Promotion is bad. Promotion means commercials and advertising and propaganda and all sorts of bad things. Promotion is capitalism reduced to the level of a five-year-old whining child. “I want an Elsa doll, there’s a Toys R Us, can we go there now, please please, pretty please? Why not? IT’S NOT FAIR.” (Actual quotes, somewhat paraphrased, original in stereo.) Everyone, at some level, hates promotion, largely because we’re exposed to it so often and because it’s so prevalent, and (most of the time) because it’s so poorly done.
But there is, quite literally, no substitute for it. And, worse, when you’re an “author-publisher,” which is a euphemism for “self-published author,” which is basically saying “I wrote a book and no sane and reasonable person with the adequate expertise would agree to publish it, so I did it myself and SUCK IT, GATEKEEPERS,” then you have to do all of it yourself. This is called self-promotion.
This is difficult. The famous Chuck Wendig piece on rejection says that dealing with the reality of rejection is like saying, “Eventually you’re going to have to fistfight a bear,” Dealing with the reality of self-promotion is like saying, “Eventually, you’re going to have to put on a floppy hat and big shoes and stand in the middle of Penn Station doing a Mexican hat dance while passerby pelt you with fruit.”
I don’t like doing self-promotion. I don’t like it because it’s intrusive and annoying and it primarily reaches out to one’s friends. I don’t like it because it’s usually ineffective. I don’t like doing it because (let’s face it) I am still somewhat, you know, embarrassed about self-publishing and having to do it and not being good enough to be published by traditional means. And I don’t like self-promotion because I am not good at it.
More than anything else, though, I don’t like self-promotion because I don’t want to do it. Not that I don’t think I’m too good to do it, or that I am so awesome that I don’t need to do it. I don’t enjoy it. It is like eating broccoli with cauliflower sauce.
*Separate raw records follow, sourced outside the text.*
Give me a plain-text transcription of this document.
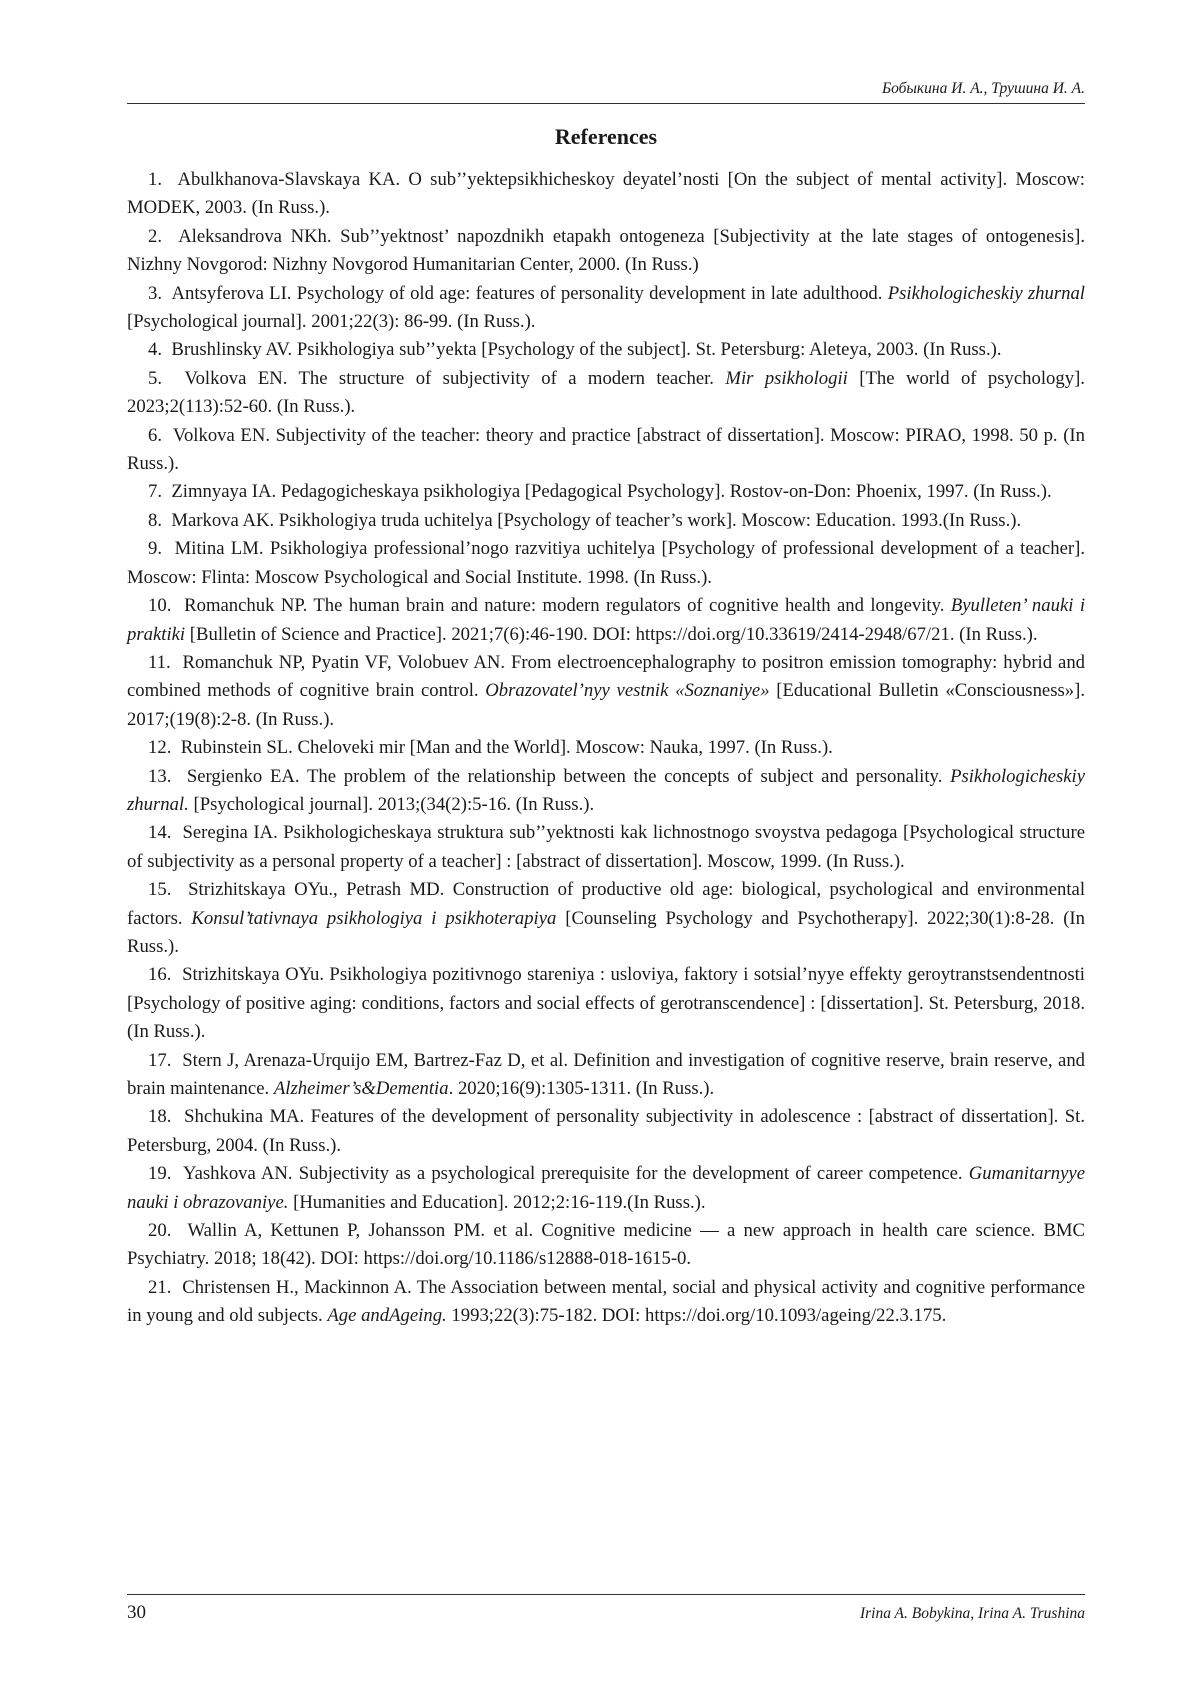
Бобыкина И. А., Трушина И. А.
References
1. Abulkhanova-Slavskaya KA. O sub’’yektepsikhicheskoy deyatel’nosti [On the subject of mental activity]. Moscow: MODEK, 2003. (In Russ.).
2. Aleksandrova NKh. Sub’’yektnost’ napozdnikh etapakh ontogeneza [Subjectivity at the late stages of ontogenesis]. Nizhny Novgorod: Nizhny Novgorod Humanitarian Center, 2000. (In Russ.)
3. Antsyferova LI. Psychology of old age: features of personality development in late adulthood. Psikhologicheskiy zhurnal [Psychological journal]. 2001;22(3): 86-99. (In Russ.).
4. Brushlinsky AV. Psikhologiya sub’’yekta [Psychology of the subject]. St. Petersburg: Aleteya, 2003. (In Russ.).
5. Volkova EN. The structure of subjectivity of a modern teacher. Mir psikhologii [The world of psychology]. 2023;2(113):52-60. (In Russ.).
6. Volkova EN. Subjectivity of the teacher: theory and practice [abstract of dissertation]. Moscow: PIRAO, 1998. 50 p. (In Russ.).
7. Zimnyaya IA. Pedagogicheskaya psikhologiya [Pedagogical Psychology]. Rostov-on-Don: Phoenix, 1997. (In Russ.).
8. Markova AK. Psikhologiya truda uchitelya [Psychology of teacher’s work]. Moscow: Education. 1993.(In Russ.).
9. Mitina LM. Psikhologiya professional’nogo razvitiya uchitelya [Psychology of professional development of a teacher]. Moscow: Flinta: Moscow Psychological and Social Institute. 1998. (In Russ.).
10. Romanchuk NP. The human brain and nature: modern regulators of cognitive health and longevity. Byulleten’ nauki i praktiki [Bulletin of Science and Practice]. 2021;7(6):46-190. DOI: https://doi.org/10.33619/2414-2948/67/21. (In Russ.).
11. Romanchuk NP, Pyatin VF, Volobuev AN. From electroencephalography to positron emission tomography: hybrid and combined methods of cognitive brain control. Obrazovatel’nyy vestnik «Soznaniye» [Educational Bulletin «Consciousness»]. 2017;(19(8):2-8. (In Russ.).
12. Rubinstein SL. Cheloveki mir [Man and the World]. Moscow: Nauka, 1997. (In Russ.).
13. Sergienko EA. The problem of the relationship between the concepts of subject and personality. Psikhologicheskiy zhurnal. [Psychological journal]. 2013;(34(2):5-16. (In Russ.).
14. Seregina IA. Psikhologicheskaya struktura sub’’yektnosti kak lichnostnogo svoystva pedagoga [Psychological structure of subjectivity as a personal property of a teacher] : [abstract of dissertation]. Moscow, 1999. (In Russ.).
15. Strizhitskaya OYu., Petrash MD. Construction of productive old age: biological, psychological and environmental factors. Konsul’tativnaya psikhologiya i psikhoterapiya [Counseling Psychology and Psychotherapy]. 2022;30(1):8-28. (In Russ.).
16. Strizhitskaya OYu. Psikhologiya pozitivnogo stareniya : usloviya, faktory i sotsial’nyye effekty geroytranstsendentnosti [Psychology of positive aging: conditions, factors and social effects of gerotranscendence] : [dissertation]. St. Petersburg, 2018. (In Russ.).
17. Stern J, Arenaza-Urquijo EM, Bartrez-Faz D, et al. Definition and investigation of cognitive reserve, brain reserve, and brain maintenance. Alzheimer’s&Dementia. 2020;16(9):1305-1311. (In Russ.).
18. Shchukina MA. Features of the development of personality subjectivity in adolescence : [abstract of dissertation]. St. Petersburg, 2004. (In Russ.).
19. Yashkova AN. Subjectivity as a psychological prerequisite for the development of career competence. Gumanitarnyye nauki i obrazovaniye. [Humanities and Education]. 2012;2:16-119.(In Russ.).
20. Wallin A, Kettunen P, Johansson PM. et al. Cognitive medicine — a new approach in health care science. BMC Psychiatry. 2018; 18(42). DOI: https://doi.org/10.1186/s12888-018-1615-0.
21. Christensen H., Mackinnon A. The Association between mental, social and physical activity and cognitive performance in young and old subjects. Age andAgeing. 1993;22(3):75-182. DOI: https://doi.org/10.1093/ageing/22.3.175.
30	Irina A. Bobykina, Irina A. Trushina
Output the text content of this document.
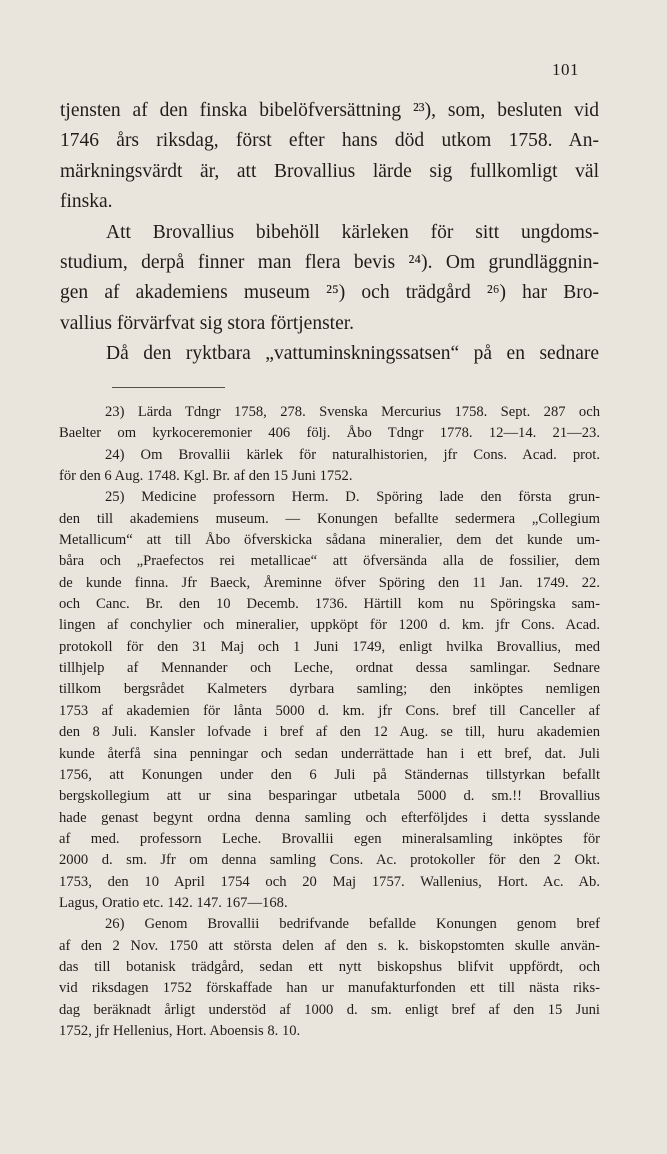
101
tjensten af den finska bibelöfversättning ²³), som, besluten vid
1746 års riksdag, först efter hans död utkom 1758. An-
märkningsvärdt är, att Brovallius lärde sig fullkomligt väl
finska.
Att Brovallius bibehöll kärleken för sitt ungdoms-
studium, derpå finner man flera bevis ²⁴). Om grundläggnin-
gen af akademiens museum ²⁵) och trädgård ²⁶) har Bro-
vallius förvärfvat sig stora förtjenster.
Då den ryktbara „vattuminskningssatsen“ på en sednare
23) Lärda Tdngr 1758, 278. Svenska Mercurius 1758. Sept. 287 och
Baelter om kyrkoceremonier 406 följ. Åbo Tdngr 1778. 12—14. 21—23.
24) Om Brovallii kärlek för naturalhistorien, jfr Cons. Acad. prot.
för den 6 Aug. 1748. Kgl. Br. af den 15 Juni 1752.
25) Medicine professorn Herm. D. Spöring lade den första grun-
den till akademiens museum. — Konungen befallte sedermera „Collegium
Metallicum“ att till Åbo öfverskicka sådana mineralier, dem det kunde um-
båra och „Praefectos rei metallicae“ att öfversända alla de fossilier, dem
de kunde finna. Jfr Baeck, Åreminne öfver Spöring den 11 Jan. 1749. 22.
och Canc. Br. den 10 Decemb. 1736. Härtill kom nu Spöringska sam-
lingen af conchylier och mineralier, uppköpt för 1200 d. km. jfr Cons. Acad.
protokoll för den 31 Maj och 1 Juni 1749, enligt hvilka Brovallius, med
tillhjelp af Mennander och Leche, ordnat dessa samlingar. Sednare
tillkom bergsrådet Kalmeters dyrbara samling; den inköptes nemligen
1753 af akademien för lånta 5000 d. km. jfr Cons. bref till Canceller af
den 8 Juli. Kansler lofvade i bref af den 12 Aug. se till, huru akademien
kunde återfå sina penningar och sedan underrättade han i ett bref, dat. Juli
1756, att Konungen under den 6 Juli på Ständernas tillstyrkan befallt
bergskollegium att ur sina besparingar utbetala 5000 d. sm.!! Brovallius
hade genast begynt ordna denna samling och efterföljdes i detta sysslande
af med. professorn Leche. Brovallii egen mineralsamling inköptes för
2000 d. sm. Jfr om denna samling Cons. Ac. protokoller för den 2 Okt.
1753, den 10 April 1754 och 20 Maj 1757. Wallenius, Hort. Ac. Ab.
Lagus, Oratio etc. 142. 147. 167—168.
26) Genom Brovallii bedrifvande befallde Konungen genom bref
af den 2 Nov. 1750 att största delen af den s. k. biskopstomten skulle använ-
das till botanisk trädgård, sedan ett nytt biskopshus blifvit uppfördt, och
vid riksdagen 1752 förskaffade han ur manufakturfonden ett till nästa riks-
dag beräknadt årligt understöd af 1000 d. sm. enligt bref af den 15 Juni
1752, jfr Hellenius, Hort. Aboensis 8. 10.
And no matter how much you do it–how many tweets you tweet, how many review requests you make–it isn’t enough. It isn’t ever enough.
So I’m not doing it here, not in this post. If you want to find the book, it isn’t hard. If you want to read it, I would appreciate it. If you can review it, or tell others, that’s wonderful. But I’m going to take a moment here to apologize for doing so much self-promotion, to promise not to be a jerk about doing it in the future, and to try to remind myself that my self-worth is not based on how many books I sell.